Rev. Rick Stuckwisch said...

This has been an interesting thread of discussion, and largely helpful, too, although it has mainly missed the point of Pastor Ball's initial question. That is how things go. I'm still impressed that his three-year-old is able to discern the difference between Advent and Christmas; I would not describe that as "goofy" at all. We've all agreed that her behavior was a tad inappropriate, but also that a three-year-old should not be held to the same standard as an adult.

Concerning Advent, I've certainly never said that it is Lent, nor that it should emulate Lent. We don't have a general category of "penitential season." Rather, we have the seasons of Advent and Lent, each of which happens to be penitential in its own proper way. As far as I can tell, and in my own opinion -- which won't save or damn anyone -- the penitence of Lent is typically overdone among Lutherans, as though it were a 40+ day Holy Week, while the penitence of Advent is all but ignored. But to each his own.

If Advent isn't Lent, it isn't Christmas, either, and that has been my primary point. Each season is whatever it is on the basis of the Word of God and prayer; that is to say, on the basis of the Lections and Propers and the Liturgy that are confessed and prayed by and among the people of God. That is the main thing that I care about, and everything else is adiaphorous trimming to me. I'm not opposed to celebration; although I would disagree that the only way to "celebrate" is with an evergreen tree, electric lights, pastries and shopping binges. I don't object to manger scenes; we used to keep one up in our home all year long -- as appropriately, I warrant, as displaying the cross of Christ our Lord ever is. But I do long for Advent to be Advent, and then for Christmas Tide to be celebrated as such by people who are not breathing a sigh of relief that it's "finally over."

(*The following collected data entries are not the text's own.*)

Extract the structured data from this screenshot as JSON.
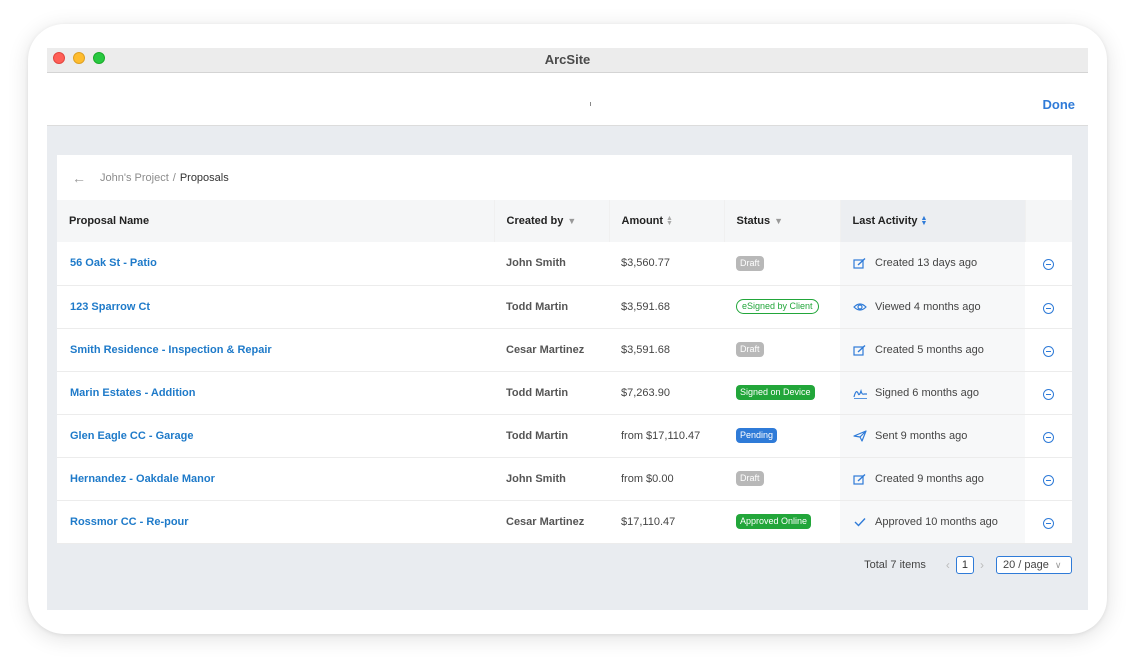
{
  "window": {
    "title": "ArcSite",
    "done_label": "Done"
  },
  "breadcrumb": {
    "parent": "John's Project",
    "separator": "/",
    "current": "Proposals"
  },
  "table": {
    "columns": {
      "name": "Proposal Name",
      "created_by": "Created by",
      "amount": "Amount",
      "status": "Status",
      "last_activity": "Last Activity"
    },
    "rows": [
      {
        "name": "56 Oak St - Patio",
        "created_by": "John Smith",
        "amount": "$3,560.77",
        "status": "Draft",
        "status_style": "draft",
        "activity_icon": "edit-icon",
        "activity": "Created 13 days ago"
      },
      {
        "name": "123 Sparrow Ct",
        "created_by": "Todd Martin",
        "amount": "$3,591.68",
        "status": "eSigned by Client",
        "status_style": "esigned",
        "activity_icon": "eye-icon",
        "activity": "Viewed 4 months ago"
      },
      {
        "name": "Smith Residence - Inspection & Repair",
        "created_by": "Cesar Martinez",
        "amount": "$3,591.68",
        "status": "Draft",
        "status_style": "draft",
        "activity_icon": "edit-icon",
        "activity": "Created 5 months ago"
      },
      {
        "name": "Marin Estates - Addition",
        "created_by": "Todd Martin",
        "amount": "$7,263.90",
        "status": "Signed on Device",
        "status_style": "signed",
        "activity_icon": "signature-icon",
        "activity": "Signed 6 months ago"
      },
      {
        "name": "Glen Eagle CC - Garage",
        "created_by": "Todd Martin",
        "amount": "from $17,110.47",
        "status": "Pending",
        "status_style": "pending",
        "activity_icon": "send-icon",
        "activity": "Sent 9 months ago"
      },
      {
        "name": "Hernandez - Oakdale Manor",
        "created_by": "John Smith",
        "amount": "from $0.00",
        "status": "Draft",
        "status_style": "draft",
        "activity_icon": "edit-icon",
        "activity": "Created 9 months ago"
      },
      {
        "name": "Rossmor CC - Re-pour",
        "created_by": "Cesar Martinez",
        "amount": "$17,110.47",
        "status": "Approved Online",
        "status_style": "approved",
        "activity_icon": "check-icon",
        "activity": "Approved 10 months ago"
      }
    ]
  },
  "pagination": {
    "total": "Total 7 items",
    "current_page": "1",
    "page_size": "20 / page"
  },
  "colors": {
    "accent": "#2f7bd8",
    "link": "#1e7ac9",
    "draft": "#b8b8b8",
    "signed": "#22a63a",
    "approved": "#22a63a",
    "pending": "#2f7bd8",
    "esigned_border": "#22a63a"
  }
}
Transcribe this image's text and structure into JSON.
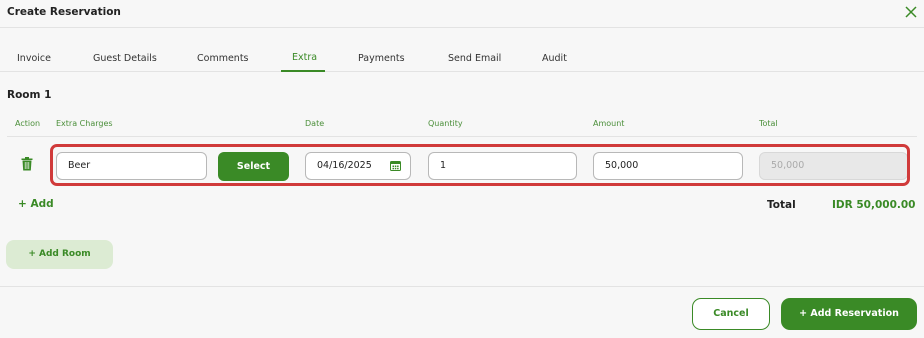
{
  "dialog": {
    "title": "Create Reservation",
    "close_icon": "close-icon"
  },
  "tabs": [
    {
      "label": "Invoice",
      "active": false
    },
    {
      "label": "Guest Details",
      "active": false
    },
    {
      "label": "Comments",
      "active": false
    },
    {
      "label": "Extra",
      "active": true
    },
    {
      "label": "Payments",
      "active": false
    },
    {
      "label": "Send Email",
      "active": false
    },
    {
      "label": "Audit",
      "active": false
    }
  ],
  "room": {
    "title": "Room 1",
    "columns": {
      "action": "Action",
      "extra_charges": "Extra Charges",
      "date": "Date",
      "quantity": "Quantity",
      "amount": "Amount",
      "total": "Total"
    },
    "row": {
      "extra_charge": "Beer",
      "select_label": "Select",
      "date": "04/16/2025",
      "quantity": "1",
      "amount": "50,000",
      "total": "50,000"
    },
    "add_label": "+ Add",
    "total_label": "Total",
    "total_value": "IDR 50,000.00"
  },
  "actions": {
    "add_room": "+ Add Room",
    "cancel": "Cancel",
    "add_reservation": "+ Add Reservation"
  },
  "colors": {
    "brand_green": "#3a8a26",
    "light_green": "#dcebd3",
    "highlight_red": "#d03a3a"
  }
}
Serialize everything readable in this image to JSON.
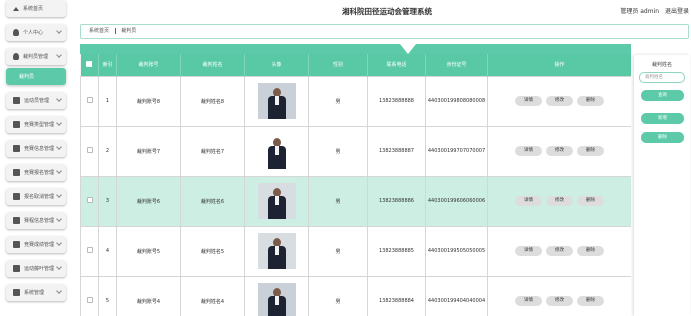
{
  "header": {
    "title": "湘科院田径运动会管理系统",
    "user": "管理员 admin",
    "logout": "退出登录"
  },
  "breadcrumb": {
    "home": "系统首页",
    "current": "裁判员"
  },
  "sidebar": {
    "items": [
      {
        "label": "系统首页",
        "icon": "home-icon"
      },
      {
        "label": "个人中心",
        "icon": "user-icon"
      },
      {
        "label": "裁判员管理",
        "icon": "user-icon"
      },
      {
        "label": "裁判员",
        "icon": ""
      },
      {
        "label": "运动员管理",
        "icon": "grid-icon"
      },
      {
        "label": "竞赛类型管理",
        "icon": "grid-icon"
      },
      {
        "label": "竞赛信息管理",
        "icon": "grid-icon"
      },
      {
        "label": "竞赛报名管理",
        "icon": "grid-icon"
      },
      {
        "label": "报名取消管理",
        "icon": "grid-icon"
      },
      {
        "label": "赛程信息管理",
        "icon": "grid-icon"
      },
      {
        "label": "竞赛成绩管理",
        "icon": "grid-icon"
      },
      {
        "label": "运动藤叶管理",
        "icon": "grid-icon"
      },
      {
        "label": "系统管理",
        "icon": "gear-icon"
      }
    ]
  },
  "table": {
    "headers": [
      "",
      "索引",
      "裁判账号",
      "裁判姓名",
      "头像",
      "性别",
      "联系电话",
      "身份证号",
      "操作"
    ],
    "rows": [
      {
        "index": "1",
        "account": "裁判账号8",
        "name": "裁判姓名8",
        "gender": "男",
        "phone": "13823888888",
        "idcard": "440300199808080008"
      },
      {
        "index": "2",
        "account": "裁判账号7",
        "name": "裁判姓名7",
        "gender": "男",
        "phone": "13823888887",
        "idcard": "440300199707070007"
      },
      {
        "index": "3",
        "account": "裁判账号6",
        "name": "裁判姓名6",
        "gender": "男",
        "phone": "13823888886",
        "idcard": "440300199606060006"
      },
      {
        "index": "4",
        "account": "裁判账号5",
        "name": "裁判姓名5",
        "gender": "男",
        "phone": "13823888885",
        "idcard": "440300199505050005"
      },
      {
        "index": "5",
        "account": "裁判账号4",
        "name": "裁判姓名4",
        "gender": "男",
        "phone": "13823888884",
        "idcard": "440300199404040004"
      }
    ],
    "actions": {
      "detail": "详情",
      "edit": "修改",
      "delete": "删除"
    }
  },
  "search": {
    "label": "裁判姓名",
    "placeholder": "裁判姓名",
    "query": "查询",
    "add": "新增",
    "delete": "删除"
  },
  "colors": {
    "accent": "#5cc9a8",
    "selected_row": "#cdeee2"
  }
}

The world will go its own way, of course, but I wonder if the church is no longer supposed to call the world to repentance. St. John the Baptist did, and at least the Advent Proper Preface would suggest that his preaching of repentance has something to do with this season. It may even be possible that there were Christians among that crowd of Wal-Mart shoppers who trampled that poor man to death out in New York (who then complained when their shopping was interrupted by the police). I don't insist that anyone fast during Advent, and I'm not good at fasting myself, but it seems the polar opposite of fasting to be so driven by the spending of money on extravagance of every kind.

It is the Word of the Gospel and the Body and Blood of Christ, "for you," that comprise the Christ Mass. And we are gotten ready for that feast by the preaching of repentance for the forgiveness of sins. Penitence, after all, is not confined to Lent, nor even to Advent and Lent, but characterizes the daily life of the baptized.

wmc said...

Penitence, after all, is not confined to Lent, nor even to Advent and Lent, but characterizes the daily life of the baptized.

Amen to that! The seasons, each in their own way, are fine outward training in the baptismal life of repentance, faith, and love.

organistsandra said...

Pastor Cwirla gives good advice, more profound than he's willing to admit...


As do you, Pastor Stuckwisch.

It's been helpful to hear all of you express the way the restrained joy and sober watchfulness of Advent looks in our lives. Thanks!